Thursday, October 15, 2009

LTE will probably be late in mature markets

Despite all of the LTE hype and pilot announcements there are plenty of good commercial reasons for mobile operators to delay rollout of LTE networks for some considerable time, and only one good reason for rolling out as soon as possible. A delay would put a serious dent in the UK government’s commitment to provide broadband to everyone.
The main reasons for delaying are:
1. The UK operators stumped up an estimated £50Bn to build their 3G networks, including £22Bn for 3G licences. Most mobile operators have therefore yet to recoup their investments in 3G, so replacing it would mean writing down that investment – which would severely damage their share price. There is still considerable room for low-cost in-life upgrades to higher bandwidths using technologies like HSDPA – unless the platform technology is too old to be upgraded, in which case the network cannot be upgraded and must be replaced.
For example, in February 2008 Vodafone UK announced HSPA+ trials “to ascertain whether HSPA+ voice and data capacity enhancements will be able to leverage existing UMTS assets, including radio spectrum, to prolong the lifespan of current UMTS networks still further", according to the Global CTO. These trials have been successful and prove that HSPA+ is a sensible route to increasing data capacity in the network.
2. Unless the mobile operator’s current network technology is the very latest there is no upgrade path for the operator to support LTE. LTE and 3G are not compatible, and there are currently no handsets that support LTE, let alone 2G, 3G and LTE. 2G, 3G and LTE use different frequencies – this means that the current base-stations, spaced for 2G and 3G networks, will not be close enough for the higher LTE frequency and so more base-stations will be required.
3. The cost of supporting broadband scales with traffic, which is growing exponentially, but the revenues scale linearly with the number of users, so a completely new commercial approach is required. There is no evidence that the mobile operators have solved that problem yet.
4. As LTE is a faster and more complex system it will require much more complex processors in handsets, which will significantly reduce battery life. 3G handsets didn’t come down in price significantly until both 2G and 3G could be supported on a single chip. It will be several years before handsets become available that can support both 3G and LTE on a single chip. So until these handsets become available the LTE network will be used primarily for laptops in a similar way to the 3G datacards available today. This will merely cannibalise the 3G datacard business. 3G networks must be run in parallel with LTE until the great majority of the user-base have dual-mode handsets, just as the 2G and 3G networks are running in parallel today.
5. There is little advantage in LTE for the operators at present, but significant downsides. The existing 3G network is perfectly good enough to support the main revenue-generating services that the operators offer, voice and messaging. Although the operators hope for significant revenues from mobile broadband there is no evidence that they will come quickly. Mobile video has been slow to take off.
6. Most importantly, operators cannot ignore the threat of Skype and other VoIP services. LTE should be good enough to allow VoIP to work well enough for most users. This could crash voice revenues where LTE is available, particularly for off-net and international calls where the mobile operator makes excess profits from roaming and interconnection, well before broadband services revenues start to replace them.
For all of these reasons I do not expect to see any LTE services available in the UK for at least three years, and probably five.
And the one good reason for rolling out a network as soon as the technology and spectrum becomes available? It’s to protect themselves against a WiMAX market entrant. However, if they can accomplish that by making enough noise about their intentions to scare off potential investors in WiMAX, why would they bother with a rollout any time soon?

1 comments:

  1. You provide a very worthwhile perspective on this subject.
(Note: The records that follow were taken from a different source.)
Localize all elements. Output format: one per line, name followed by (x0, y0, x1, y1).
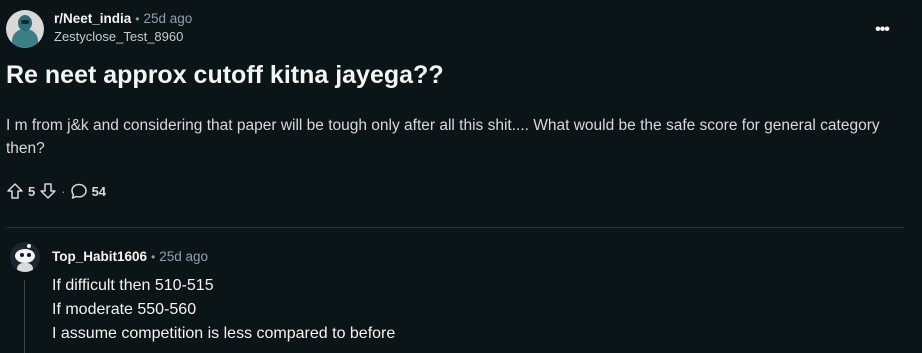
post-body: I m from j&k and considering that paper … (6, 117, 880, 157)
subreddit-avatar[interactable] (6, 10, 44, 48)
avatar-snoo-body (17, 263, 33, 272)
avatar-snoo-eye (27, 253, 31, 257)
comment-bubble-icon[interactable] (70, 182, 88, 200)
avatar-snoo-head (15, 249, 35, 263)
post-card: r/Neet_india • 25d ago Zestyclose_Test_8… (0, 0, 922, 353)
avatar-snoo-antenna (27, 244, 31, 248)
upvote-arrow-icon[interactable] (6, 182, 24, 200)
subreddit-link[interactable]: r/Neet_india (54, 10, 131, 28)
comment-thread-line[interactable] (24, 280, 25, 353)
avatar-snoo-eye (20, 253, 24, 257)
comment-line: I assume competition is less compared to… (52, 325, 396, 342)
comment-meta: Top_Habit1606 • 25d ago (52, 249, 208, 264)
post-header: r/Neet_india • 25d ago Zestyclose_Test_8… (6, 10, 192, 48)
post-author-link[interactable]: Zestyclose_Test_8960 (54, 28, 192, 45)
post-meta: r/Neet_india • 25d ago Zestyclose_Test_8… (54, 10, 192, 45)
meta-separator: • (151, 250, 156, 264)
comment-line: If difficult then 510-515 (52, 277, 214, 294)
meta-separator: • (135, 12, 140, 26)
avatar-figure-face (21, 20, 29, 24)
action-separator: · (61, 183, 66, 199)
comment-body: If difficult then 510-515 If moderate 55… (52, 274, 395, 346)
post-actions: 5 · 54 (6, 182, 110, 200)
post-meta-line: r/Neet_india • 25d ago (54, 10, 192, 28)
comment-author-link[interactable]: Top_Habit1606 (52, 249, 147, 264)
commenter-avatar[interactable] (10, 242, 40, 272)
downvote-arrow-icon[interactable] (39, 182, 57, 200)
post-title[interactable]: Re neet approx cutoff kitna jayega?? (6, 58, 444, 92)
avatar-figure-body (12, 29, 38, 48)
comment-count[interactable]: 54 (92, 184, 106, 199)
more-options-icon[interactable]: ••• (870, 18, 894, 42)
comment-line: If moderate 550-560 (52, 301, 197, 318)
section-divider (6, 227, 904, 228)
vote-count: 5 (28, 183, 36, 199)
comment-timestamp: 25d ago (159, 249, 209, 264)
post-timestamp: 25d ago (143, 11, 193, 26)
    A agree with much of your analysis but here are some points where I disagree or wish to comment.

    Operators find themselves in various situations;

    - Varying amounts and frequency of spectrum bands. WiMAX and LTE are much better able to exploit higher frequencies, particularly for densely populated areas serving broadband intensive services including video and file sharing. These are areas of usage that are driving demand on AT&T, DoCoMo and other 3.5G networks.

    - Multiple mode LTE+3G+2G chip sets are expected to come out into production quantity shipments 2010. Qualcomm had earlier said they would be in production by the end of 2009 with sample by mid-year. Many have learned to take the early announcements as a bit of wishful marketing department thinking. Of course, nobody ever fabricates delivery dates (lol).
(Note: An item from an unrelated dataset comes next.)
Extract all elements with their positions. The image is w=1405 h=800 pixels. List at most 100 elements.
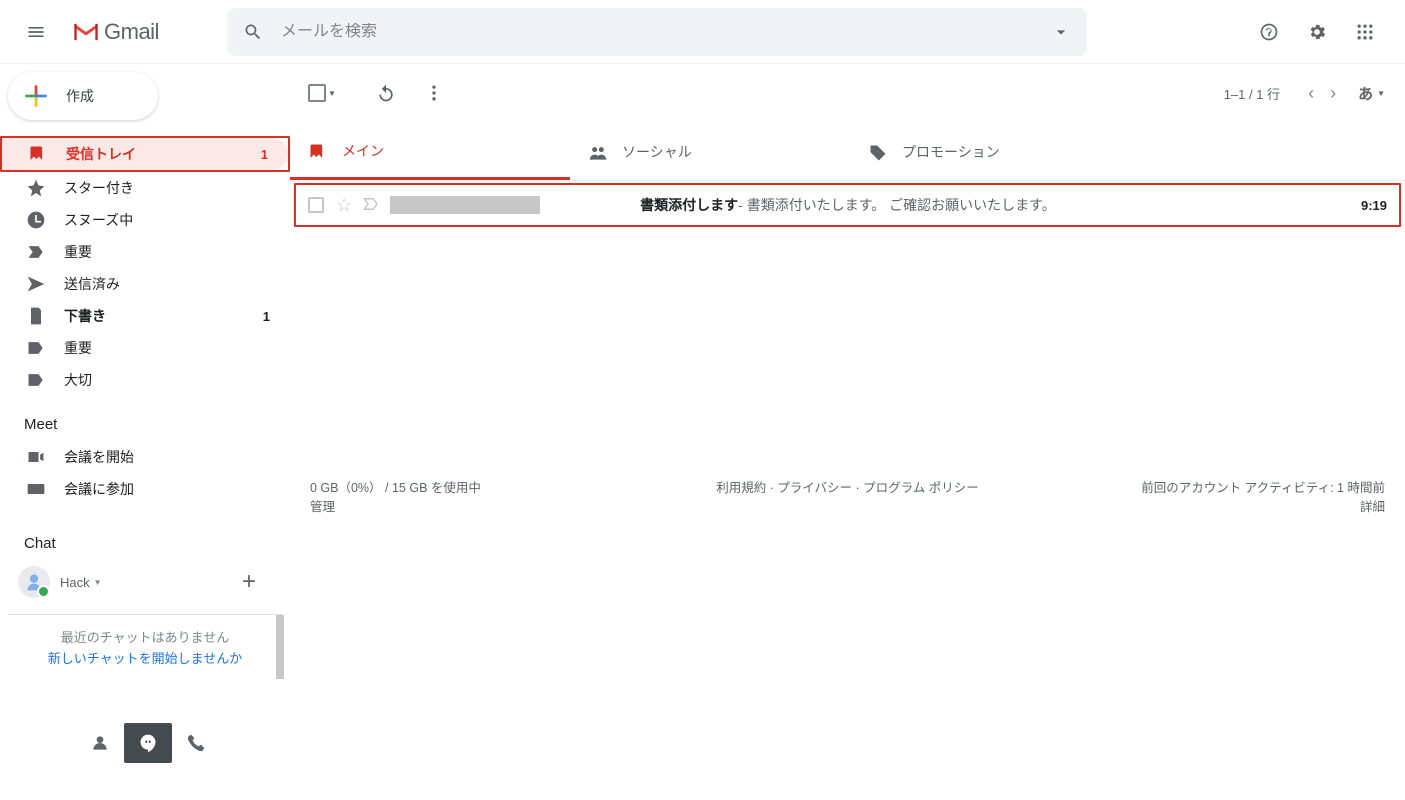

    - Full mobility and head-to-head competition with 3G service takes several factors in addition to technology. The arduous work of harnessing the complex wireless link technology to work as signal conditions of moving devices change and do hand offs takes time. WiMAX 'mobile networks' have only more recently become fully mobile because it has taken time for vendors to achieve mobile performance. Mobility also takes range and building penetration: the ease and expense of achieving that is dependent on the frequency of the spectrum and density of deployments including in-building and shadow area deployments.
    - However, as broadband demand moves higher, networks grow denser so that the huge advantage of lower frequencies seen in voice and low bandwidth or low density applications is diminished. Lower frequencies continue to be a significant advantage in low density deployment areas and during initial stages of network subscriber growth when network saturation is low.
    - Many of the suppliers of LTE have used experience gained from WiMAX R&D, manufacture using common SDR infrastructure platforms, and deployment experience. The same goes for chip vendors including acquisitions made by Qualcomm of WiMAX chip developers. While each standard has unique requirements, much of the core technologies are common. That has allowed a few WiMAX chip suppliers to start offering LTE versions, however, not the multiple mode 3G+LTE variety needed for mass market transitions.

    Some operators are being pressed by demand to make an early shift to LTE. So far this is using unused or newly licensed spectrum, not as evolving any existing network. Verizon, DoCoMo, AT&T, T-Mobile and others that have started development or announced plans for near-term deployments will use LTE as an overlay multi-mode network, not as an full evolution of 2G-3G RAN that requires re-farming of spectra.